Babaamaajimowinan (Telling of news in different places)

NONFICTION: "Holding Our World Together," by Brenda J. Child

In her latest book, Brenda J. Child, a member of the Red Lake Ojibwe tribe who teaches at the University of Minnesota, describes a centuries-old battle to preserve Ojibwe culture. This battle has not raged over land alone, but over the preservation of an entire way of life: agriculture, language, religious traditions, ecological sensibility and views on the role of women. What Child meticulously portrays is a long-standing and systematic effort by European settlers, and, later, by the U.S. government, to "Christianize," "civilize" and "Americanize" the Ojibwe.

Child marshals an accessible blend of chronological history and American Indian oral tradition to illustrate how the Ojibwe have survived; she credits the powerful influence of the women "who hold things together" during cultural crisis. She begins by explaining the central role women have traditionally played in the tribe's agriculture and economy. For example, women have played a predominant role in the harvesting of wild rice, during which "collectives of women of all ages" organized every aspect of production, processing and distribution.

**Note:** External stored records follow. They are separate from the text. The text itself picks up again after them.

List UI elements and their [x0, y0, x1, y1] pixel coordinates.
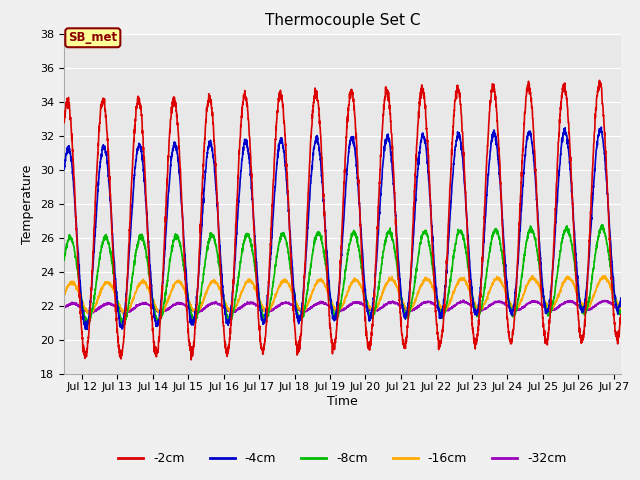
Y-axis label: Temperature: Temperature	[22, 164, 35, 244]
Text: SB_met: SB_met	[68, 31, 117, 44]
X-axis label: Time: Time	[327, 395, 358, 408]
Legend: -2cm, -4cm, -8cm, -16cm, -32cm: -2cm, -4cm, -8cm, -16cm, -32cm	[113, 447, 572, 470]
Title: Thermocouple Set C: Thermocouple Set C	[265, 13, 420, 28]
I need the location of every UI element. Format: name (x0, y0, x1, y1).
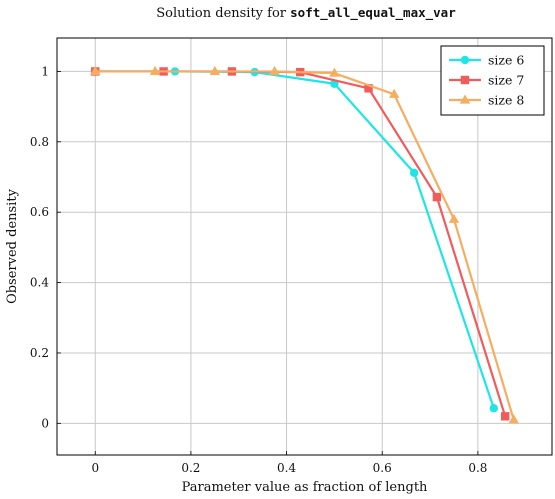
legend-item: size 6 (449, 53, 524, 68)
data-point (448, 213, 460, 223)
legend-item: size 8 (449, 93, 524, 108)
x-axis-label: Parameter value as fraction of length (182, 480, 428, 495)
series-line (95, 70, 515, 421)
legend-label: size 7 (488, 73, 524, 88)
plot-frame (56, 37, 553, 456)
series-line (95, 70, 507, 417)
legend-marker (459, 94, 471, 104)
chart-title-prefix: Solution density for (156, 6, 290, 21)
series-size-8 (90, 65, 519, 424)
y-tick-label: 0.4 (30, 276, 49, 290)
series-layer (90, 65, 519, 424)
data-point (432, 192, 442, 202)
y-tick-label: 1 (41, 64, 49, 78)
x-tick-label: 0.6 (373, 461, 392, 475)
legend: size 6 size 7 size 8 (440, 45, 545, 116)
data-point (364, 84, 373, 93)
data-point (409, 168, 419, 177)
y-tick-label: 0 (41, 416, 49, 430)
legend-label: size 8 (488, 93, 524, 108)
y-axis-label: Observed density (5, 188, 20, 303)
data-point (90, 65, 101, 76)
data-point (209, 65, 221, 76)
y-tick-label: 0.6 (30, 205, 49, 219)
tick-labels: 0 0.2 0.4 0.6 0.8 0 0.2 0.4 0.6 0.8 1 (30, 64, 488, 475)
chart-title-code: soft_all_equal_max_var (290, 5, 456, 21)
data-point (508, 414, 519, 424)
data-point (500, 412, 510, 421)
y-tick-label: 0.8 (30, 135, 49, 149)
x-tick-label: 0.8 (468, 461, 487, 475)
data-point (489, 403, 498, 413)
legend-label: size 6 (488, 53, 524, 68)
chart-title: Solution density for soft_all_equal_max_… (156, 5, 456, 21)
legend-marker (460, 55, 470, 65)
series-size-6 (91, 67, 498, 413)
y-tick-label: 0.2 (30, 346, 49, 360)
legend-item: size 7 (449, 73, 524, 88)
data-point (269, 65, 280, 76)
x-tick-label: 0.4 (277, 461, 296, 475)
data-point (149, 65, 161, 76)
x-tick-label: 0.2 (181, 461, 200, 475)
x-tick-label: 0 (91, 461, 99, 475)
legend-marker (460, 75, 470, 85)
series-line (95, 70, 495, 409)
data-point (329, 67, 340, 77)
series-size-7 (91, 67, 510, 421)
data-point (388, 88, 400, 98)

Child also describes how Ojibwe women shared resources and decisionmaking authority in a way that patriarchal European settlers found utterly unacceptable.

Early settlers and, later, the U.S. government, sought to undermine the Ojibwe way, including the traditional role of women. Child describes a creative, powerful resistance against cultural assimilation. For instance, she describes in heartbreaking detail how the U.S. government set up remote boarding schools and then forcibly removed Ojibwe children from their mothers so that they could be "civilized." One outraged Red Lake mother began a campaign to get her daughter returned home, telling a school superintendent, "it seems it would be much easier to get [my daughter] out of prison than out of your school."

The book's final chapter is called "Minneapolis," and Child uses it to show how Ojibwe women have contributed to a vital urban culture that has honored and transmitted Ojibwe traditions. Even in urban areas, Ojibwe women have become agents for social change that tends to promote tolerance, multiculturalism, strong families and ecology. As Child makes wonderfully clear in this important and inspirational narrative, it's been a long struggle for Ojibwe women, and that struggle continues unabated.

Chuck Leddy is a member of the National Book Critics Circle. He lives in Boston.